Among the 666 originally randomised patients only 64% (425) were allocated to one of the 2 treatment arms of the study. However this could be ascribed to the nature of the randomisation procedure and is unlikely to introduce a bias in the interpretation of the data. Thus, on admission to the study centre, all patients were considered potentially eligible and were given consecutive numbers of their case records; odd number to be allocated to group A and even numbers to group B. Not until the subsequent physical examination did it become apparent that a large proportion of the patients had to be excluded for reasons described above. In addition, the number of patients excluded and the reasons to be excluded were similar in the two groups.

The data demonstrate that the mutilating extended radical mastectomy can be safely substituted by simple mastectomy with addition of radiotherapy against the chest wall and regional nodes. The similar outcome in terms of survival with the very different loco-regional treatment approaches can be ascribed to the fact that the prognosis is primarily determined by existence of distant micrometastatic disease. This also agrees with data from an overview of four randomised trials comparing radical mastectomy against simple mastectomy followed be radiotherapy Citation[10] and an overview prepared by The Early Breast Cancer Trialist's Collaborative Group of the effect of different local treatment procedures in primary breast cancer Citation[11]. It is also remarkable that the simple mastectomy plus irradiation was associated with a similar or even lower risk of loco-regional recurrence and with a lower risk of morbidity in terms of lymphoedema.

In agreement with subsequent studies from DBCG Citation[12] the present study demonstrated the prognostic implications of the stage and the grade of the primary tumour. The prognosis was superior in the premenopausal patients compared to the postmenopausal. In the subsequent DBCG-study Citation[12] we observed a similar trend. However, when the sample size allowed a more detailed analysis of the premenopausal subgroup, it was apparent that patients less than 35 years at diagnosis did significantly inferior to the older, yet premenopausal women Citation[13].
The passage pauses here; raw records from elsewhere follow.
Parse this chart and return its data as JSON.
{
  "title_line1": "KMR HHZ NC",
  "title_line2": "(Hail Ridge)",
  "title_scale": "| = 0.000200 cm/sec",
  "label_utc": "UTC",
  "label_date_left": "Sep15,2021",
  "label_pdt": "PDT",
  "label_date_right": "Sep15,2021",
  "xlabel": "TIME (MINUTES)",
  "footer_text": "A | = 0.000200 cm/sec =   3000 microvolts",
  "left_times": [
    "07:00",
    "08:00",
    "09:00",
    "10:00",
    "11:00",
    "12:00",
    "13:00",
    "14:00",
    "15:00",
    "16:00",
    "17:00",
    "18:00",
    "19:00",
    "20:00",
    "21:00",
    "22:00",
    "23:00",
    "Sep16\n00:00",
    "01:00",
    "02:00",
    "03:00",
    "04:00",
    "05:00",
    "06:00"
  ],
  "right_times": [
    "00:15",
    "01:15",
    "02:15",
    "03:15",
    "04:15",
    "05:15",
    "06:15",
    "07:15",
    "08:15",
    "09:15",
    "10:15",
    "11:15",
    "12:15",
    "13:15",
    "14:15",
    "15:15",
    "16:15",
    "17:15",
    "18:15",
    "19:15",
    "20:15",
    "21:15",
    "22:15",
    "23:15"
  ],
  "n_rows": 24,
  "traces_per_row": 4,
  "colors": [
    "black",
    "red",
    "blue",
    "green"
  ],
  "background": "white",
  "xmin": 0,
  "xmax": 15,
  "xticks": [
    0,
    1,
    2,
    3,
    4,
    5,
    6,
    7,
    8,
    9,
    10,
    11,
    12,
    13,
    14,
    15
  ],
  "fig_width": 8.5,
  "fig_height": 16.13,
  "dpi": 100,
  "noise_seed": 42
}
An interesting outcome of the study was that the excess mortality due to breast cancer was demonstrable up to 20–25 years following the primary diagnosis. Subsequently mortality could be ascribed to causes unrelated to breast cancer.

Since the availability of the early data from this trial, simple mastectomy followed by radiotherapy remained the recommended primary treatment of breast cancer in Denmark until 1977, and orthovoltage radiation was used up into the 1980s. Since then, axillary dissection was added and nodal status and tumour sized used to allocate patients to a low risk group with negative nodes and tumour less than 5 cm, receiving no adjuvant local or systemic therapy and a high risk group offered radiotherapy and systemic therapy as well.